Orgasmo Místico

Tanto me levas contigo que quase não me basto
Comigo.
Como Sá de Miranda
Penso: sou um rural das máquinas,
Sem aves, sem as suas mudanças no estio
Das suas quedas calmas.
O meu roteiro cresce a gasolina, a poeira, a mofo
E a palavras caídas em desgraça.

 Ou em desavença.
Na perseverança civil, na guerra da moral,
Carregas-me a cabeça com o corpo atolado em visões urbanas,
Transportas os sentimentos que me restam
E não sabes sequer onde me levas
O terceiro idoso coração.

 Quando se fica assim, bêbado de velho,
O amor não tem locomoção possível, não ata nem desata,
Não pega.
E a alma fica grata, gata de colo, e atravessa o caminho,
Ganha ares de filósofa,
Ornamenta as frases, consegue mesmo alcançar um orgasmo
Místico,
E duvida se deus pode escrever-se
Ainda em caixa alta


Armando Silva Carvalho
O Amante Japonês,
Assírio & Alvim

«é subitamente um grito, um grito apertado nos dentes...»
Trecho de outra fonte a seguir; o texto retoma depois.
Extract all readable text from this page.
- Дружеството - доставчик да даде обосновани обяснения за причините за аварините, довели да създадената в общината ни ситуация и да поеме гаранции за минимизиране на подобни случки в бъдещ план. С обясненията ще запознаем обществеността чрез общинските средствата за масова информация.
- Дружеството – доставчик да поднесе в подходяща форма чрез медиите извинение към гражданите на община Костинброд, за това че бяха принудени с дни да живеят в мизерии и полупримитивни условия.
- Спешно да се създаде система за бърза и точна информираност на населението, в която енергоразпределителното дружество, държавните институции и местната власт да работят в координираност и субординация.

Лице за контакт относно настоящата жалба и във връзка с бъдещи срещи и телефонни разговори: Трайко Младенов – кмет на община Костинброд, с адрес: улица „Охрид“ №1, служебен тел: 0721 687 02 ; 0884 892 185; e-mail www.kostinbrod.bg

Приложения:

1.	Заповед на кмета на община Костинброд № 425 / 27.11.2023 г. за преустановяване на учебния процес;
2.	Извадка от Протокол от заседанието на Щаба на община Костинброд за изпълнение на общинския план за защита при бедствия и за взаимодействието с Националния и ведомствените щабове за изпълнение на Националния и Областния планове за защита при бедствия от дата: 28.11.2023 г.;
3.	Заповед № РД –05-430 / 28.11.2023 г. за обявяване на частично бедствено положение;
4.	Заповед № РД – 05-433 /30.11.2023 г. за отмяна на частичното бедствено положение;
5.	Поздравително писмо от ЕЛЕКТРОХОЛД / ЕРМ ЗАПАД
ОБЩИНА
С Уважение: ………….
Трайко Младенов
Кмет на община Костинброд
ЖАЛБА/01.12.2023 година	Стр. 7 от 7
Sei agora como nasceu a alegria,
como nasce o vento entre barcos de papel,
como nasce a água ou o amor
quando a juventude não é uma lágrima.

É primeiro só um rumor de espuma 
à roda do corpo que desperta, 
sílaba espessa, beijo acumulado, 
amanhecer de pássaros no sangue. 

É subitamente um grito, 
um grito apertado nos dentes, 
galope de cavalos num horizonte 
onde o mar é diurno e sem palavras. 

Falei de tudo quanto amei. 
De coisas que te dou 
para que tu as ames comigo: 
a juventude, o vento e as areias. 


Eugénio de Andrade 

Neste preciso tempo, neste preciso lugar


No princípio era o Verbo
(e os açúcares
e os aminoácidos).
Depois foi o que se sabe.
Agora estou debruçado
da varanda de um 3.º andar
e todo o Passado
vem exactamente desaguar
neste preciso tempo, neste preciso lugar,
no meu preciso modo e no meu preciso estado!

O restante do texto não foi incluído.